Figure 1. Positional cloning of the XPNPEP3 gene, as mutated in NPHPL1.

(A) Parametric multipoint LOD score profile across the human genome of consanguineous kindred A131. Human chromosomes (numbered on top) are concatenated from pter (left) to qter (right) on the x-axis. Genetic distance is given in cM. Note the presence of a significant maximum LOD score of 3.6 on human chromosome 22q13.2 (arrowhead), defining a new gene locus (NPHPL1) for an NPHP-like kidney disease. (B) In kindred A131, the NPHPL1 locus, which is homozygous by descent, is delimited by heterozygous markers SNP_A-1516630 and SNP_A-1649765 to a 4.3-Mb interval, which contains 101 positional candidate genes (per the UCSC sequence; http://genome.ucsc.edu/). Mutations were detected in XPNPEP3 (encircled red). (C) The XPNPEP3 gene extends over 70.8 kb and contains 10 exons (vertical hatches). (D) Exon structure of human full-length XPNPEP3 cDNA (3,056 bp).

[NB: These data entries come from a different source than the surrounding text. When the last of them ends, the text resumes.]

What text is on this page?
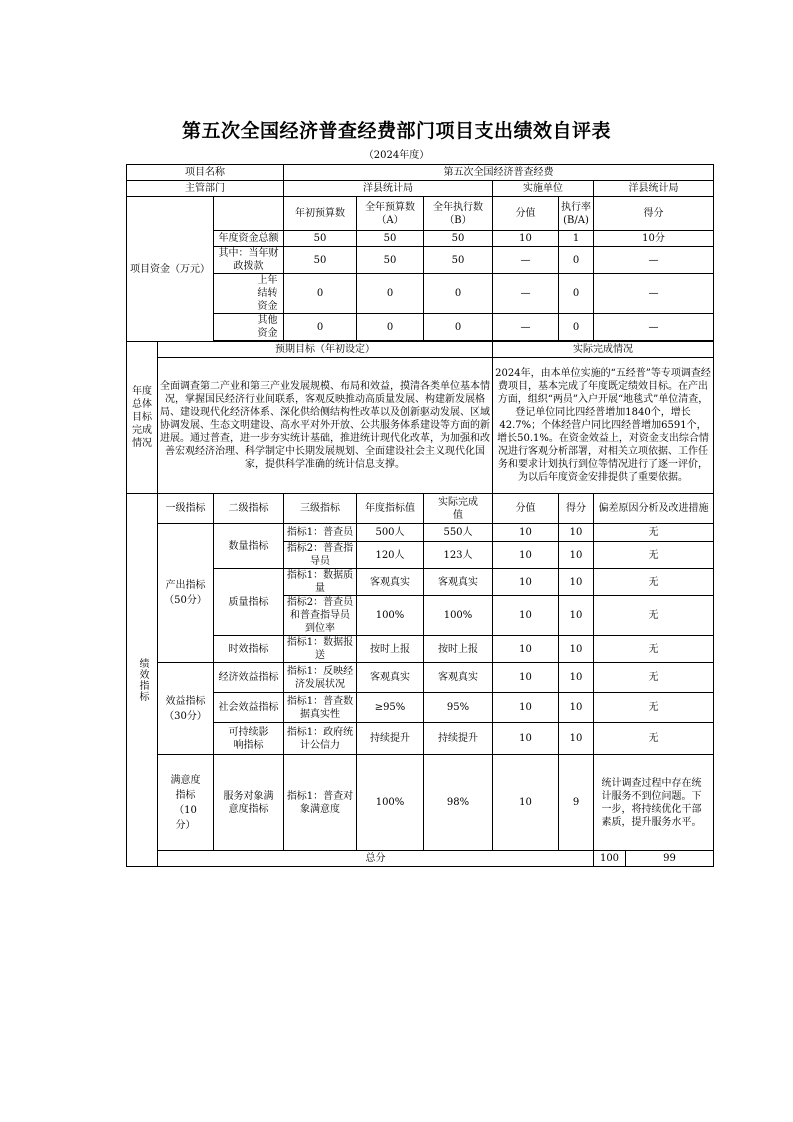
第五次全国经济普查经费部门项目支出绩效自评表
（2024年度）
项目名称			第五次全国经济普查经费							
主管部门			洋县统计局			实施单位		洋县统计局		

项目资金（万元）			年初预算数	全年预算数（A）	全年执行数（B）	分值	执行率(B/A)	得分		
		年度资金总额	50	50	50	10	1	10分		
		其中：当年财政拨款	50	50	50	—	0	—		
		上年结转资金	0	0	0	—	0	—		
		其他资金	0	0	0	—	0	—		

年度总体目标完成情况	预期目标（年初设定）					实际完成情况				
	全面调查第二产业和第三产业发展规模、布局和效益，摸清各类单位基本情况，掌握国民经济行业间联系，客观反映推动高质量发展、构建新发展格局、建设现代化经济体系、深化供给侧结构性改革以及创新驱动发展、区域协调发展、生态文明建设、高水平对外开放、公共服务体系建设等方面的新进展。通过普查，进一步夯实统计基础，推进统计现代化改革，为加强和改善宏观经济治理、科学制定中长期发展规划、全面建设社会主义现代化国家，提供科学准确的统计信息支撑。					2024年，由本单位实施的“五经普”等专项调查经费项目，基本完成了年度既定绩效目标。在产出方面，组织“两员”入户开展“地毯式”单位清查，登记单位同比四经普增加1840个，增长42.7%；个体经营户同比四经普增加6591个，增长50.1%。在资金效益上，对资金支出综合情况进行客观分析部署，对相关立项依据、工作任务和要求计划执行到位等情况进行了逐一评价，为以后年度资金安排提供了重要依据。				

绩效指标	一级指标	二级指标	三级指标	年度指标值	实际完成值	分值	得分	偏差原因分析及改进措施		

	产出指标（50分）	数量指标	指标1：普查员	500人	550人	10	10	无		
			指标2：普查指导员	120人	123人	10	10	无		
		质量指标	指标1：数据质量	客观真实	客观真实	10	10	无		
			指标2：普查员和普查指导员到位率	100%	100%	10	10	无		
		时效指标	指标1：数据报送	按时上报	按时上报	10	10	无		

	效益指标（30分）	经济效益指标	指标1：反映经济发展状况	客观真实	客观真实	10	10	无		
		社会效益指标	指标1：普查数据真实性	≥95%	95%	10	10	无		
		可持续影响指标	指标1：政府统计公信力	持续提升	持续提升	10	10	无		

	满意度指标（10分）	服务对象满意度指标	指标1：普查对象满意度	100%	98%	10	9	统计调查过程中存在统计服务不到位问题。下一步，将持续优化干部素质，提升服务水平。		
	总分							100	99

Positions of start codon (ATG) at nt +1 and of stop codon (TGA) are indicated. Exon sizes, ranging from 63 bp to 997 bp, are approximated. (E) Positions of the mitochondrial localization signal (Mito sign). The SMART program (http://smart.embl-heidelberg.de) predicts a putative N-terminal aminopeptidase P domain (AMP_N; amino acid 67–213), and prolidase domain (amino acid 253–490), which are drawn in relation to the encoding exon positions in D. (F) Two homozygous mutations of XPNPEP3 detected in families A131 and F543 with NPHPL1 (see Table 1).